Her eyes darkened, reflected all the entwining lights of the rink. She watched a couple fumbling along, find their rhythm side by side on the ice. "The art is open. People learn so much faster. Evolution." She looked at him. "That's what Paris used to tell me."
"He died--was killed," Alek said. "I remember the name."
"He was murdered in 1962," she said, "by Aragon--Amadeus."
Alek dige
sted that. "And you believe this?"
She narrowed her ancient, holy eyes. "Yes, caro."
He heard the lisp of her accent now, the pain in that other life. He stared into the ice like King Arthur awaiting an answer or a purpose. "Why me? Why choose me? Revenge?"
She turned him around so his back was to the crowd, so he saw only her, and slid her narrow hands up his lapels. Very strange that touch, part priestess, part lover. He leaned into her instinctively. "You want to corrupt me," he guessed, "to hurt Amadeus--"
"I want only the Chronicle. That is my revenge."
"I don't have it. I don't know who does."
"You know. You have only to remember."
"I don't understand--" His head swam. "You're using me, seducing me."
"Do you mind?"
He kissed her mouth in response, drawn to the shine of her skin, the darkness in her eyes. He touched her hair, worshipped the waterfall of it through his fingers. His heart pounding in his ears, he kissed the curve of her cheek, the perfect line of her throat, her delicate wreath of collarbones. No spell now; only her, only this. He felt her swallow, gasp, heard her say:
"I have watched you. I love you."
He sighed, let her go. "You don't know me. You don't know what I've done--"
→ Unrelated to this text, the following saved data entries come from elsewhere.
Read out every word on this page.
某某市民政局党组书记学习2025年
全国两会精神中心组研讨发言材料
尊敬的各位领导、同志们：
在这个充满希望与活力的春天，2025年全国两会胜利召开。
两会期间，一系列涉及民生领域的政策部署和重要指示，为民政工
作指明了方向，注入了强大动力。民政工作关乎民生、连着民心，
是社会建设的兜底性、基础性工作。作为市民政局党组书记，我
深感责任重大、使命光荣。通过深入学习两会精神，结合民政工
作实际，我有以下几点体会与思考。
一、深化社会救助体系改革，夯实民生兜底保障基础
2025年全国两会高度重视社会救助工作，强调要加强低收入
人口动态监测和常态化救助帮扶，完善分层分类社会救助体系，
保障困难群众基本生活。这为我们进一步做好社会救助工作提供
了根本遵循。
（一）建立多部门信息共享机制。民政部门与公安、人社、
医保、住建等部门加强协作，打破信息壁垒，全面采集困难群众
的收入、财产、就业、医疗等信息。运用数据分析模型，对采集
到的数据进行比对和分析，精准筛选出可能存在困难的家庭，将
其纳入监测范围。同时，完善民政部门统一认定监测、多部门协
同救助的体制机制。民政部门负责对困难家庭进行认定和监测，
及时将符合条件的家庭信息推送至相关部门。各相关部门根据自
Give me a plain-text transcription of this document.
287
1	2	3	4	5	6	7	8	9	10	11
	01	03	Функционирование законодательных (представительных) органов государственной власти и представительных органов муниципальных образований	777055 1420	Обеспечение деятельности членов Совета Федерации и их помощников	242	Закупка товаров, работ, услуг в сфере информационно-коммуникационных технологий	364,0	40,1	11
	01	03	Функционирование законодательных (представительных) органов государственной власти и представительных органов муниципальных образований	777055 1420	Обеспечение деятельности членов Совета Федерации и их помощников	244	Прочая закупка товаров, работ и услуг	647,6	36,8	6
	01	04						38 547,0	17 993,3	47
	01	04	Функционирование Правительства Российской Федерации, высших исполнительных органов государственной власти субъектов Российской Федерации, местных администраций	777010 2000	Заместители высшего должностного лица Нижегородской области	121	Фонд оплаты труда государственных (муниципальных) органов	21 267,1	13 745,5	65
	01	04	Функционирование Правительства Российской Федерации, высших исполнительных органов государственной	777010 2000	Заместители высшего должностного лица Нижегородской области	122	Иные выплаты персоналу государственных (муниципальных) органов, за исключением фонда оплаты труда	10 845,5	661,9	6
But she was not listening now. Her gaze was turned away from him, out over the frozen water as if it were again the Pond where the Prince undoubtedly continued to turn his harrowing circles in a vain attempt to save his life. He heard it now too: Conflict. Human conflict from the street, the blare of a horn, several horns. A gunshot. Human voices. Human noises of pain and surprise and horror.
"Wait for me." Her hand covered his heart as if she meant to spell him. He watched her as she skated to the edge of the rink and unlaced her skates and climbed the stairs back up to street level. I love you. Wait. But she no longer touched him and that made her sorcery weak, too weak for the sudden panic that she would leave him to suffer alone with these unwashable memories.